Leeds Rugby Foundation Celebrate Black History Month Week 3 with Ellery Hanley

Leeds Rhinos Foundation are supporting our partner organisation Black Health Initiative Leeds to promote the campaign ‘Cancer does not discriminate’ during Black History Month.

To raise awareness particularly of Prostate cancer within the Black Minority Ethnic communities of Leeds we will be releasing articles throughout October which celebrate the diversity of Leeds based rugby players from past to present.

Our third article taken from the 'Leeds Rugby League Football Club 100 Greats' by Phil Caplan & Peter Smith discusses a difficult, enigmatic and brilliant, Ellery Hanley, who was one of the finest players of his or any other generation, and also one of the most controversial.

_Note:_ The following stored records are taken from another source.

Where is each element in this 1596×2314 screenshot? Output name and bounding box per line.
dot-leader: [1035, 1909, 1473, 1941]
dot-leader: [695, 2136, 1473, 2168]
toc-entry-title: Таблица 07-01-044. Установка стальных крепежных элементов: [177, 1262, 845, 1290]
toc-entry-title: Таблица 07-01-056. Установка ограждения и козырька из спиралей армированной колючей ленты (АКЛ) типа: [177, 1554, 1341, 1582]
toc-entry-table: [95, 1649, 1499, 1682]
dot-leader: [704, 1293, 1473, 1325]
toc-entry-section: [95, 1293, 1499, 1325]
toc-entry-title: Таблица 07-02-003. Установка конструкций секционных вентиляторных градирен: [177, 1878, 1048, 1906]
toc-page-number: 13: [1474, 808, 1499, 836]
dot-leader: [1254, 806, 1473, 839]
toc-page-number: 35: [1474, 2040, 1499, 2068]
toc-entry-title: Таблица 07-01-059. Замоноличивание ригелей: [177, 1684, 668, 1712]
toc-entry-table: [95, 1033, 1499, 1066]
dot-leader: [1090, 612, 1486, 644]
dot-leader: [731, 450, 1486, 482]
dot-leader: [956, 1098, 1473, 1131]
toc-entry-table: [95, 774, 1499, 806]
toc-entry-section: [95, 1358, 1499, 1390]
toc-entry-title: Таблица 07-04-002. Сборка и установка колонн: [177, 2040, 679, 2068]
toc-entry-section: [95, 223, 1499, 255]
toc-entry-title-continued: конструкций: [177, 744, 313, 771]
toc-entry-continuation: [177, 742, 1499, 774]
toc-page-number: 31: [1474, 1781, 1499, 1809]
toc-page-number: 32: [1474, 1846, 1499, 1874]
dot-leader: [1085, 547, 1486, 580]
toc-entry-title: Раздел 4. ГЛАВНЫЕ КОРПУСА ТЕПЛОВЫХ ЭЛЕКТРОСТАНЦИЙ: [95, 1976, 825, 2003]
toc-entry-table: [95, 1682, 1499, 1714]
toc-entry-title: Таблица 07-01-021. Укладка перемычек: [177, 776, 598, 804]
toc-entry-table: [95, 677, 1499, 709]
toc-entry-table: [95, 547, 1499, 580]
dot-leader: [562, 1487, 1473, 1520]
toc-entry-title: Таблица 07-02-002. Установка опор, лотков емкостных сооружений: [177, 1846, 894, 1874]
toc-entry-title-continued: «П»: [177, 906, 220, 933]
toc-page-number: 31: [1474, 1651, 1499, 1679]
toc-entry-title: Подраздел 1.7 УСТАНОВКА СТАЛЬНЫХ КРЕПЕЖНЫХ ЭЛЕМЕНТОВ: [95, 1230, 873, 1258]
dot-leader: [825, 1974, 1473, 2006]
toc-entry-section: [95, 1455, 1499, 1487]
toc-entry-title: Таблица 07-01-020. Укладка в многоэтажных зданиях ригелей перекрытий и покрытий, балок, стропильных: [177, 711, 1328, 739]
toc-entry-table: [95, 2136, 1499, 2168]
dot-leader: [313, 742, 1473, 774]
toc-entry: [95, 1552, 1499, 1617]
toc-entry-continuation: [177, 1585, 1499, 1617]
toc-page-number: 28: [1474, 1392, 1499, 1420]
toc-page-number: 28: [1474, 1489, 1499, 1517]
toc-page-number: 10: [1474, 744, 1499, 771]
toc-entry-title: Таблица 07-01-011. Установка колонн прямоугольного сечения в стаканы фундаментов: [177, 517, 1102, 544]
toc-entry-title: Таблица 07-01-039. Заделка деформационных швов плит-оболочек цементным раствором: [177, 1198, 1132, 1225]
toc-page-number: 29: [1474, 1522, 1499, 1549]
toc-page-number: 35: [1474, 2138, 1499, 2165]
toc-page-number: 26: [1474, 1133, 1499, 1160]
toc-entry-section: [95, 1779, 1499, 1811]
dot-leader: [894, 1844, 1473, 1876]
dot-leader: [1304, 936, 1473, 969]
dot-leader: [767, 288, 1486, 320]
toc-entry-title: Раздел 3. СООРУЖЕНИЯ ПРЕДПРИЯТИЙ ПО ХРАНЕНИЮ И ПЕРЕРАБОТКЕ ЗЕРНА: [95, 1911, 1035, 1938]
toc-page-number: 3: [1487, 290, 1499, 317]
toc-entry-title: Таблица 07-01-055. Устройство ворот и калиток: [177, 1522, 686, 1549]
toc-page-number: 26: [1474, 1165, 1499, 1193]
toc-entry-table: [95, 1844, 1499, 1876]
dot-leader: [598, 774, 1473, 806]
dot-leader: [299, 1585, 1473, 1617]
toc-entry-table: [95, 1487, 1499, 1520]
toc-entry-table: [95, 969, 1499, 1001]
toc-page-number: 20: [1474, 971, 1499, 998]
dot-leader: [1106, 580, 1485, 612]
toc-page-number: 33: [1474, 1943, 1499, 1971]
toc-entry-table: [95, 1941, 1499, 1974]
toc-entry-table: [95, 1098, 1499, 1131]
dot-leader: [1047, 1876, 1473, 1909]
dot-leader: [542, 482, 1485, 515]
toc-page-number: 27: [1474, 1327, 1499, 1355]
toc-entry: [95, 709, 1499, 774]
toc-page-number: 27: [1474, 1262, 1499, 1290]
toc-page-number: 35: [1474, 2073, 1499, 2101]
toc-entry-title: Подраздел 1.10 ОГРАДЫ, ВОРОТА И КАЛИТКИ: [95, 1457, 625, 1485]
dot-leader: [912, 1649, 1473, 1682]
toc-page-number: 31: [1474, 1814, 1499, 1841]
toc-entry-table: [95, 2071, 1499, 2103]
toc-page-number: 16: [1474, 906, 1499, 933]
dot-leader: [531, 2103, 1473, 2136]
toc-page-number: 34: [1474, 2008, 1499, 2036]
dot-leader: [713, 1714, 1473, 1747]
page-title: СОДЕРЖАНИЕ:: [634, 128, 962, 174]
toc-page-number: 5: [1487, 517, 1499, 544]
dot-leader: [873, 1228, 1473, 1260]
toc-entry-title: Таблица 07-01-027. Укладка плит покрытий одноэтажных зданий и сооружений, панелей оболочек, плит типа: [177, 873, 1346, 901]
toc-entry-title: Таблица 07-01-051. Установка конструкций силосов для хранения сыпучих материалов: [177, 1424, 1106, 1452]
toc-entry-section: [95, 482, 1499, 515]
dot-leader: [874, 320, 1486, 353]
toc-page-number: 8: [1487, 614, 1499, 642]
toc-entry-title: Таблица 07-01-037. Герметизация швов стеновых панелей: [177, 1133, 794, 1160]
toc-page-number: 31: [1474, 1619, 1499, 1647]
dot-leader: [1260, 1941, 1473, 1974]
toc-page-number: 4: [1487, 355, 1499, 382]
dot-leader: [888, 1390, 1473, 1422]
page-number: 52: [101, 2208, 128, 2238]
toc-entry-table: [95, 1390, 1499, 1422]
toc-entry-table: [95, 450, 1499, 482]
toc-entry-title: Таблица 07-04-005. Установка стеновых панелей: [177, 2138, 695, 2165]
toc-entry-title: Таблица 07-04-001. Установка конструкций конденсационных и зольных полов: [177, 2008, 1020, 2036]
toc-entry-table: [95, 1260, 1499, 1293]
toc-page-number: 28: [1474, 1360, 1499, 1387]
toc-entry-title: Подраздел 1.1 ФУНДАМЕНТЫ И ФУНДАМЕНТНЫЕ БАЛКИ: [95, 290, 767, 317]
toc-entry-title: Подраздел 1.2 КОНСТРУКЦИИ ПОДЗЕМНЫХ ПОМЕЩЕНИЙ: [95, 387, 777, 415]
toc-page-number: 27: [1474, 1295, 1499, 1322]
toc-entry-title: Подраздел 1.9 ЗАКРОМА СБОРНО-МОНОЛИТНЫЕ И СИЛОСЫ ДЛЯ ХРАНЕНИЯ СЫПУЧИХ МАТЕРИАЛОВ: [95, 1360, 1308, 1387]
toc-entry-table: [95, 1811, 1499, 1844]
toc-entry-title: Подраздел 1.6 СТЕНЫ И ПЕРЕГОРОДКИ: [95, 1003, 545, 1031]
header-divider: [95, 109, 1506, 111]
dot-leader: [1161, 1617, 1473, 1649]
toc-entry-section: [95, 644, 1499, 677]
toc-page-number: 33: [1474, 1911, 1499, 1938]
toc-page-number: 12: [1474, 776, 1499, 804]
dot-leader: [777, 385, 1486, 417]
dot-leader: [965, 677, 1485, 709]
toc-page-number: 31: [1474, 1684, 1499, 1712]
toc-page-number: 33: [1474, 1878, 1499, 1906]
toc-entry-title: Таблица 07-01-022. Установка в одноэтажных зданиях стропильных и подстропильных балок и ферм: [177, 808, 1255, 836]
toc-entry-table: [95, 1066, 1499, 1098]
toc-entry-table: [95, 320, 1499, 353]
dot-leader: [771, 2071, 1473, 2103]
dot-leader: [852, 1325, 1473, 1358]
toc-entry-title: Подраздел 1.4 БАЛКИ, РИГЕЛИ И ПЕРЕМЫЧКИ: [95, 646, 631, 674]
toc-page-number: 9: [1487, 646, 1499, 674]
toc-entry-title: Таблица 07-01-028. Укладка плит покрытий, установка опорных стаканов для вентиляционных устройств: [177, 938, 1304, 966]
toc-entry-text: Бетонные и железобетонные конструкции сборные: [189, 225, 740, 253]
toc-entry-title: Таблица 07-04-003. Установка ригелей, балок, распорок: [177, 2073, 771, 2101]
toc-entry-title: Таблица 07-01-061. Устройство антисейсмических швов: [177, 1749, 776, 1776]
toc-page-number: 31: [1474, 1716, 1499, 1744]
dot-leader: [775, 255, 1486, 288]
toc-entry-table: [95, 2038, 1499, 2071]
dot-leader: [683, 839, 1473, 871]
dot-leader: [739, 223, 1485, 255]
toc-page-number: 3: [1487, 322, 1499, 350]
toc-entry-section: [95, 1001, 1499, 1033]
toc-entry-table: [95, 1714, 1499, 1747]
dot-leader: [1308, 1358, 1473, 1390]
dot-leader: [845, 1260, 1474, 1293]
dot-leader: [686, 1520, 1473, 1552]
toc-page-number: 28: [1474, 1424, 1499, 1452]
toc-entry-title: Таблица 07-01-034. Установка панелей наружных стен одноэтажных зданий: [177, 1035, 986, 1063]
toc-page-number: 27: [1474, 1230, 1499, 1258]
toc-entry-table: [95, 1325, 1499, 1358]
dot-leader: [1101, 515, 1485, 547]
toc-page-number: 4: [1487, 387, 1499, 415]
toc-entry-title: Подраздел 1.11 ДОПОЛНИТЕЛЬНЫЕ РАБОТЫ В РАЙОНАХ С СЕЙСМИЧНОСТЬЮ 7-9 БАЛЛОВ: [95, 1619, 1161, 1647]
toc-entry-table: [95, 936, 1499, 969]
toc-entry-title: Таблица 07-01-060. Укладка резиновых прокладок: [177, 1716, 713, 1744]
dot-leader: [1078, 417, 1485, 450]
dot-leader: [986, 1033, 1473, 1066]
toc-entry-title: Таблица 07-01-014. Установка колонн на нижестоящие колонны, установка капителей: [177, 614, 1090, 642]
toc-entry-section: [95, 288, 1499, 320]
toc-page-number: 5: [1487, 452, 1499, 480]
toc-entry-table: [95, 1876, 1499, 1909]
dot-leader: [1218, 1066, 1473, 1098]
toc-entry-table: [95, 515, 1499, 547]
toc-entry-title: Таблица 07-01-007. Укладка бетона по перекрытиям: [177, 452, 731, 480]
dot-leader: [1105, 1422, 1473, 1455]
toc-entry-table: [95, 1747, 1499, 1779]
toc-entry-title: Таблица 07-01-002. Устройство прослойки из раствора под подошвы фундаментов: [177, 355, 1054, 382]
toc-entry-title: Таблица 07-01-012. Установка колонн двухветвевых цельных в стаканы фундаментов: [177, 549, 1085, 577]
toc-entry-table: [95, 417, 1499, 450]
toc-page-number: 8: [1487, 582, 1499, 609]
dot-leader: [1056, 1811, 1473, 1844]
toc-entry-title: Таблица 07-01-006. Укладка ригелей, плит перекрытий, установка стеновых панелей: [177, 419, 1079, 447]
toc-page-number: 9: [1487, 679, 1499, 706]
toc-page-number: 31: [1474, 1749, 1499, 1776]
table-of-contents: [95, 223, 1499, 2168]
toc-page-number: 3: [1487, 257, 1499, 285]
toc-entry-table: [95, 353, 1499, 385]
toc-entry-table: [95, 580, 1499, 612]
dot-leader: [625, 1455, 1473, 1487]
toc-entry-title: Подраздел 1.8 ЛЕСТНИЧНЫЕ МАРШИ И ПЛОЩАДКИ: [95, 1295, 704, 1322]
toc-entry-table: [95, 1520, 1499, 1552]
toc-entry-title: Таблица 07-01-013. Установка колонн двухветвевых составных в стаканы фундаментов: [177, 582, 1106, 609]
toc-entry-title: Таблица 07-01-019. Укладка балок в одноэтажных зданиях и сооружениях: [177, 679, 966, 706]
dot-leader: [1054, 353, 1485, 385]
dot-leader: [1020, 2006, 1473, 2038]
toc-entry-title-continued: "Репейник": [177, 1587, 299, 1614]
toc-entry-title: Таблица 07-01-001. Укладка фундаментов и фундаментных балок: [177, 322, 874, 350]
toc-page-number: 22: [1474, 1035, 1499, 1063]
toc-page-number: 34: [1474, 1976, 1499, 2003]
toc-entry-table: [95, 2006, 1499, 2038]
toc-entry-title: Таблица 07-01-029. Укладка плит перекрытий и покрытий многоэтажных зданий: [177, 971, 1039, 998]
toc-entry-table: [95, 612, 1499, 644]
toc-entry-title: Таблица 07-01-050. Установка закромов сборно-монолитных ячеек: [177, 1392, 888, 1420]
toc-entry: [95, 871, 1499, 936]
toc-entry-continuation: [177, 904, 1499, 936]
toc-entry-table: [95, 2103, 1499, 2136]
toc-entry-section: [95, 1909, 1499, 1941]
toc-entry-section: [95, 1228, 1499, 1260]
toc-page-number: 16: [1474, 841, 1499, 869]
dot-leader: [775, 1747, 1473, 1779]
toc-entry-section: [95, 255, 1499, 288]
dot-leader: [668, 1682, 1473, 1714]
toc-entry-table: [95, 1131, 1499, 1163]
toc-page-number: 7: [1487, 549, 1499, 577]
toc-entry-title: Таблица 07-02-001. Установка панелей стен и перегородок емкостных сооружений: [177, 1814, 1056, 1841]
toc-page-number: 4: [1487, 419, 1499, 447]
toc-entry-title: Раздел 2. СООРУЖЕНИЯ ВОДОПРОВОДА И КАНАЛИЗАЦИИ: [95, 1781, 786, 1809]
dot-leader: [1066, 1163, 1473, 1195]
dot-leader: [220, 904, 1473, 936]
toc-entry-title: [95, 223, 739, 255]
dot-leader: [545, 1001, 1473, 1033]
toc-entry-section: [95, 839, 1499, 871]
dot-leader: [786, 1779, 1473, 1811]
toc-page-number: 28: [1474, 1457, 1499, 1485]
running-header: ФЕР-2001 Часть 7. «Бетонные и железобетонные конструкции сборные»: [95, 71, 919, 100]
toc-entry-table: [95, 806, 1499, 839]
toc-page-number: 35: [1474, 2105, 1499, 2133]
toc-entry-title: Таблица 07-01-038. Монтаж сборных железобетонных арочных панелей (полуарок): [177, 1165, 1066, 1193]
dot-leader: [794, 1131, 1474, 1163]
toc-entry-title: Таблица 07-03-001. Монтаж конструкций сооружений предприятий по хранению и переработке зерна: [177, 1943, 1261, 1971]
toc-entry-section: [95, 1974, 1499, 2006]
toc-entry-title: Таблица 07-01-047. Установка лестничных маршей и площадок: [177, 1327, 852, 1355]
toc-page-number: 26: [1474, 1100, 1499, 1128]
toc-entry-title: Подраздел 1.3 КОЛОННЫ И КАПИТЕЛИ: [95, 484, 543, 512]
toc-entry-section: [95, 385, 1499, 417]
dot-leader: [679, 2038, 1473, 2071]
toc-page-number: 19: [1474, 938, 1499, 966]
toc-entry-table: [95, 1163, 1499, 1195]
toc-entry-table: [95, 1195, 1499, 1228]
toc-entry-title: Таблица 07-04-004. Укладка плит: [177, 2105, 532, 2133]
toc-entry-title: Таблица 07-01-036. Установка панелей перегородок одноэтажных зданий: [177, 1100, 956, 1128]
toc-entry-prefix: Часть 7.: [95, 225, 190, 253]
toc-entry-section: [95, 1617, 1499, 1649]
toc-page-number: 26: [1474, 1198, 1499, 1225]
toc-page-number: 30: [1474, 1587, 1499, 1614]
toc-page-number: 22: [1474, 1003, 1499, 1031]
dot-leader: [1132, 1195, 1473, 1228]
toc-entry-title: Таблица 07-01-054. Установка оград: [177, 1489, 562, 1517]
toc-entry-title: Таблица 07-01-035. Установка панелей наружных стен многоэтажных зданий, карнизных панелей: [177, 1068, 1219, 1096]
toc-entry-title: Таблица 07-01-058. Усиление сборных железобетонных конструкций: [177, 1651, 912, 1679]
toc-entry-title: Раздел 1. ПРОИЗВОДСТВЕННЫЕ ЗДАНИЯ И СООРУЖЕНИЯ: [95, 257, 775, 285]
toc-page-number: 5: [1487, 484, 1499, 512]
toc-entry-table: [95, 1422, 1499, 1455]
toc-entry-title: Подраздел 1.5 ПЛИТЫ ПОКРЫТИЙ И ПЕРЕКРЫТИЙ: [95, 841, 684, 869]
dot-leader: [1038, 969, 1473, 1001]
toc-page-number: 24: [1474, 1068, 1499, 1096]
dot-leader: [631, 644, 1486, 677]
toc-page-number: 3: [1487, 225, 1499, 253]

Born in Leeds. He led a crop of highly-talented stars who revived Great Britain’s flagging international fortunes during the late 1980s and ‘90s. On the field, Hanley could do everything: make breaks, score tries, tackle and kick goals. He was an inspiring leader and a supreme athlete and when his playing days were over he became an instant hit as a coach, both at international and club level.

Hanley’s best days were behind him when he finally joined his home city club, but he still became the key figure in an all-star team which, thanks mainly to Wigan’s presence on the scene, never quite fulfilled its potential. Blessed with great vision and superb handling skills, Hanley had lost some of his pace by the time he joined Leeds in September 1991. But he remained a remarkable support player, an attribute which helped bring him an astonishing 106 tries in 104 games in blue and amber, including 41 in his final season, a new world record for a forward, his amazing upper body strength made him both a fierce tackler and almost unstoppable as a runner, and it was not unusual for Hanley to score a hat-trick and make forty tackles in the same game.

Hanley was very much his own man, supremely confident in his own ability and indifferent to other people’s opinions. His refusal to grant interviews, even after some of his and his country’s greatest triumphs, did massive harm to the image of the sport. Had anyone else taken a similar stance, a legacy of what he saw as unwarranted intrusion into his private life, they would almost certainly have been stripped of the Great Britain captaincy. Hanley was allowed to get away with it because he was simply too vital to his country’s cause. Hanley won 36 Great Britain caps, including one as substitute, appearing for his country as a winger, centre, stand-off and loose-forward. He was skipper for the sensational wins over Australia in 1988 at Sydney and 1990 at Wembley and coached the home nation to a stunning first Test triumph in 1994, though he was never a member of an Ashes winning side.

One of Leeds junior scene’s brightest prospects, Hanley signed professional forms for Bradford Northern in 1978, making his senior debut three years later. After scoring 55 tries in 1984/85, a record for a non-winger, he joined Wigan for a massive £150,000 fee in 1985, touching down 63 times in his debut campaign. Hanley was a dominant figure as Wigan became arguable Britain’s greatest ever club side, Hanley winning every honour in the game and skippering the cherry and whites to three successive Challenge Cup final triumphs. Hanley won the Lance Todd Trophy in 1989 for his display in the Challenge Cup final win over St Helens.

Hanley finally came home in September 1991, when he joined Leeds for a world record £250,000 fee, supposedly as the final piece in a trophy winning jigsaw. With Hanley teamed alongside Garry Schofield, Leeds boasted British rugby league’s two most charismatic figures, but the partnership was an uncomfortable one and the expected flood of silverware never materialised. At almost any other time Hanley would certainly have inspired Leeds to a hat-full of trophies, but even his influence could not quite bridge the gap between the Headingley men and his old club mates at Central Park and he failed to collect a single winner’s medal during his stint in blue and amber.

Leeds did reach Wembley for the first time in sixteen years, however, as a wonderful display from Hanley powered them to semi-final victory over St Helens at Central Park in 1994. That was probably the finest moment of Hanley’s four year career at Leeds, as he led a magnificent rear-guard action against wave after wave of Saints pressure, before finally cutting loose to seal a famous win with two magnificent late touchdowns. But even Hanley couldn’t inspire Leeds to end Wigan’s dominance of the trophy, nor the following year, when the two sides again met in the decider.

Hanley was a Leeds Millennium Legend, rugby league’s Men of Steel a record three times and gained an MBE for services to the sport. He eventually quit Headingley in 1995, for a stint in Australia which brought down the curtain on his illustrious playing career. He later returned to England to coach St Helens guiding them to the Super League title in his first season. But his reign was marred by frequent disagreements with the Saints board and he was sacked at the start if the following campaign. The prompted Hanley to switch codes, to great effect, joining the Bristol rugby union coaching staff before being promoted into the England set-up. He surprisingly returned to the code in the summer of 2004 as a coaching consultant to former Leeds team mate Gary Mercer at Castleford but left after seven weeks having roundly criticised the player’s lack of professionalism prior to their eventual relegation.